Likewise for $G_{\delta}$ (or take complements).
Your class of sets cannot be a sigma algebra because an infinite union of $G_{\delta}$ sets may not be $G_{\delta}$
Take for instance $\mathbb{Q}=\{q_1,q_2.....\}$ in the usual topology of the real line.
Then $\mathbb{Q}=\bigcup_{n=1}^{\infty}\bigcap_{i=1}^{\infty}(q_n-\frac{1}{i},q_n+ \frac{1}{i})$ a union of $G$ delta sets.
But it is proved from Baire's category theorem that $\mathbb{Q}$ is not a $G$ delta set.
But your class of sets it is an algebra though.
Lets Denote $\Sigma$ the class of such sets
Let $A \in \Sigma$
We will use the fact that in a topological space the complement of a closed set is open and the complement of an open set is closed.
$A$ is a $G_{\delta}$ set thus from De Morgan Laws $A^c$ is a $F_{\sigma}$ set.
$A$ is a $F_{\sigma}$ thus proceeding as before $A^c$ is a $G_{\delta}$ set.
So $A^c$ belongs in $\Sigma$.
Now let us take a collection of sets $A_1,A_2...A_N \in \Sigma$
$A_n$ is an $F_{\sigma}$ set for all $n \in \{1,2...N\}$ thus it is a union of closed sets i.e $A_n= \bigcup_{i=1}^{\infty}F_{n,i}$
Thus $\bigcup_{n=1}^{N} A_n=\bigcup_{n=1}^{N}\bigcup_{i=1}^{\infty}F_{n,i}$ so it is a union of closed sets.
From this we conclude that the finite union of $A_n$ is an $F_{\sigma}$ set.
.
$A_n$ is an $G_{\delta}$ set for all $n \in \{1,2....N\}$ thus it is an intersection of open sets i.e $A_n= \bigcap_{i=1}^{\infty}G_{n,i}$
Thus $\bigcup_{n=1}^{N} A_n=\bigcup_{n=1}^{N}\bigcap_{i=1}^{\infty}G_{n,i}=\bigcap_{i=1}^{\infty}\bigcup_{n=1}^{N}G_{n,i}=\bigcap_{i=1}^{\infty}B_i$
where $B_i=\bigcup_{n=1}^{N}G_{n,i}$
Note that each $B_i$ is an open set a union of open sets.
In general a finite union of $G_{\delta}$ sets is again $G_{\delta}$
From this we conlude that the union of $A_n$ is a $G_{\delta}$ set,and it is also $F_{\sigma}$
So the finite union of $A_n$ is in $\Sigma$
Now using the fact that in a topological space the whole space and the empty set are both open and closed
you can prove that $\Omega,\emptyset \in \Sigma$
Best Answer
First, the two statements are equivalent (by taking complements).
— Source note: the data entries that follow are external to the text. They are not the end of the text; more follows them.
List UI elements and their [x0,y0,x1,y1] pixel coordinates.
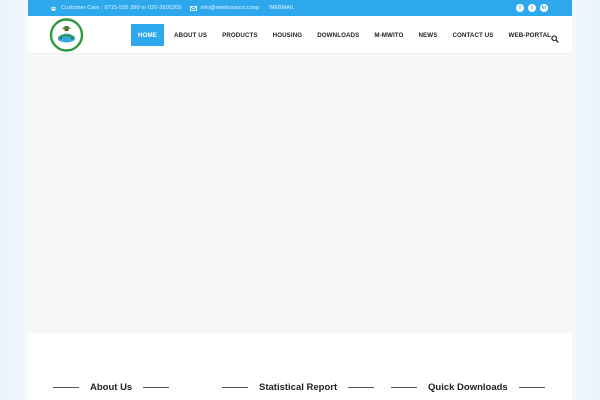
search-icon[interactable] [551,30,559,43]
statistical-report-heading: Statistical Report [259,381,338,393]
top-bar: Customer Care : 0715-555 390 or 020-3505… [28,0,572,16]
heading-divider-left [391,386,417,388]
nav-about-us[interactable]: ABOUT US [168,24,213,46]
linkedin-icon[interactable]: in [540,4,548,12]
twitter-icon[interactable]: t [528,4,536,12]
nav-products[interactable]: PRODUCTS [216,24,264,46]
nav-home[interactable]: HOME [131,24,164,46]
site-header: HOME ABOUT US PRODUCTS HOUSING DOWNLOADS… [28,16,572,54]
webmail-link[interactable]: WEBMAIL [269,5,294,11]
social-links: f t in [516,4,548,12]
nav-contact-us[interactable]: CONTACT US [446,24,499,46]
footer-heading-downloads: Quick Downloads [391,380,545,394]
nav-housing[interactable]: HOUSING [267,24,309,46]
footer-heading-statistics: Statistical Report [222,380,375,394]
main-navigation: HOME ABOUT US PRODUCTS HOUSING DOWNLOADS… [131,23,560,47]
email-link[interactable]: info@mwitosacco.coop [201,5,260,11]
heading-divider-right [518,386,545,388]
facebook-icon[interactable]: f [516,4,524,12]
footer-heading-about: About Us [53,380,170,394]
heading-divider-left [53,386,79,388]
email-contact[interactable]: info@mwitosacco.coop [189,5,260,11]
nav-web-portal[interactable]: WEB-PORTAL [503,24,557,46]
nav-m-mwito[interactable]: M-MWITO [368,24,409,46]
customer-care: Customer Care : 0715-555 390 or 020-3505… [50,5,182,11]
nav-downloads[interactable]: DOWNLOADS [311,24,365,46]
nav-news[interactable]: NEWS [412,24,443,46]
about-us-heading: About Us [90,381,133,393]
phone-icon [50,6,57,11]
customer-care-text: Customer Care : 0715-555 390 or 020-3505… [61,5,182,11]
heading-divider-right [348,386,375,388]
heading-divider-left [222,386,248,388]
envelope-icon [189,5,197,11]
heading-divider-right [143,386,170,388]
quick-downloads-heading: Quick Downloads [428,381,508,393]
site-logo[interactable] [49,18,84,52]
Next, note that it suffices to prove that the union of two $G_\delta$-sets is a $G_\delta$-set, as the more general result then follows by induction.
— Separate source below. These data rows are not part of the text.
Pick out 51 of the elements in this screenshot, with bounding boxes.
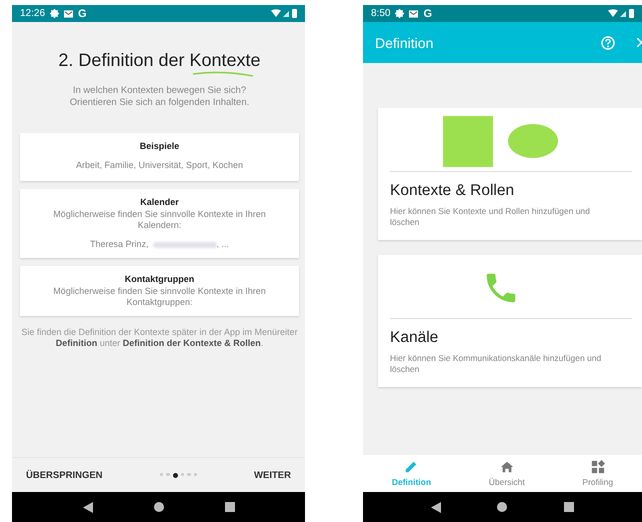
card-title: Kontaktgruppen	[124, 274, 196, 285]
notification-letter: G	[423, 8, 432, 20]
card-title: Kontexte & Rollen	[390, 182, 516, 200]
pencil-icon	[404, 460, 418, 474]
account-more: , ...	[216, 239, 230, 250]
intro-text: In welchen Kontexten bewegen Sie sich?	[72, 85, 248, 97]
card-text: Möglicherweise finden Sie sinnvolle Kontexte in Ihren Kalendern:	[52, 209, 267, 231]
recents-icon[interactable]	[224, 502, 234, 512]
underline-stroke	[192, 71, 254, 77]
home-icon[interactable]	[497, 502, 508, 512]
screen-title: 2. Definition der	[58, 50, 184, 72]
grid-icon	[590, 460, 605, 474]
card-text: Arbeit, Familie, Universität, Sport, Kochen	[74, 160, 244, 171]
pager-dot[interactable]	[160, 472, 164, 476]
card-title: Kalender	[139, 197, 180, 208]
card-description: Hier können Sie Kontexte und Rollen hinzufügen und löschen	[390, 206, 591, 228]
next-button[interactable]: WEITER	[244, 466, 301, 484]
signal-icons	[271, 9, 297, 18]
app-bar-title: Definition	[375, 34, 434, 50]
card-description: Hier können Sie Kommunikationskanäle hinzufügen und löschen	[390, 353, 602, 375]
nav-tab[interactable]: Profiling	[576, 455, 620, 492]
card-text: Möglicherweise finden Sie sinnvolle Kontexte in Ihren Kontaktgruppen:	[52, 286, 267, 308]
intro-text: Orientieren Sie sich an folgenden Inhalten.	[68, 97, 250, 109]
recents-icon[interactable]	[564, 502, 574, 512]
notification-letter: G	[78, 8, 87, 20]
signal-icons	[608, 9, 634, 18]
pager-dot[interactable]	[194, 472, 198, 476]
gear-icon	[50, 9, 60, 18]
menu-card[interactable]: Kanäle Hier können Sie Kommunikationskanäle hinzufügen und löschen	[378, 255, 642, 387]
pager-dot[interactable]	[172, 472, 178, 478]
highlighted-word: Kontexte	[190, 50, 261, 71]
card-title: Kanäle	[390, 329, 440, 347]
menu-card[interactable]: Kontexte & Rollen Hier können Sie Kontexte und Rollen hinzufügen und löschen	[378, 108, 642, 240]
status-time: 12:26	[20, 8, 46, 19]
redacted-email	[152, 242, 216, 248]
status-time: 8:50	[371, 8, 390, 19]
back-icon[interactable]	[82, 502, 92, 512]
mail-icon	[409, 10, 418, 18]
pager-dot[interactable]	[166, 472, 170, 476]
gear-icon	[395, 9, 404, 18]
mail-icon	[64, 10, 74, 18]
home-icon[interactable]	[154, 502, 164, 512]
pager-dot[interactable]	[180, 472, 184, 476]
nav-tab[interactable]: Übersicht	[482, 455, 531, 492]
card-title: Beispiele	[138, 141, 180, 152]
home-icon	[500, 460, 514, 474]
pager-dot[interactable]	[187, 472, 191, 476]
back-icon[interactable]	[431, 502, 442, 512]
account-name: Theresa Prinz,	[90, 239, 148, 250]
hint-text: Sie finden die Definition der Kontexte später in der App im Menüreiter Definition unter Definition der Kontexte & Rollen.	[20, 327, 299, 349]
skip-button[interactable]: ÜBERSPRINGEN	[16, 466, 113, 484]
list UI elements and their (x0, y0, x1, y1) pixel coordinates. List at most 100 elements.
Let $F=\bigcap_{n\in\Bbb N}H_n$ and $G=\bigcap_{n\in\Bbb N}K_n$ be $G_\delta$-sets in $X$, where each $H_n$ and $K_n$ is open. Then with repeated use of the distributive laws we have
$$\begin{align*} F\cup G&=\left(\bigcap_{n\in\Bbb N}H_n\right)\cup\left(\bigcap_{n\in\Bbb N}K_n\right)\\\\ &=\bigcap_{n\in\Bbb N}\left(H_n\cup\bigcap_{k\in\Bbb N}K_k\right)\\\\ &=\bigcap_{n\in\Bbb N}\left(\bigcap_{k\in\Bbb N}(H_n\cup K_k)\right)\\\\ &=\bigcap_{\langle n,k\rangle\in\Bbb N^2}(H_n\cup K_k)\;. \end{align*}$$
Each of the sets $H_n\cup K_k$ is open, and $\Bbb N^2$ is countable, so $F\cup G$ is the intersection of countably many open sets, i.e., a $G_\delta$-set.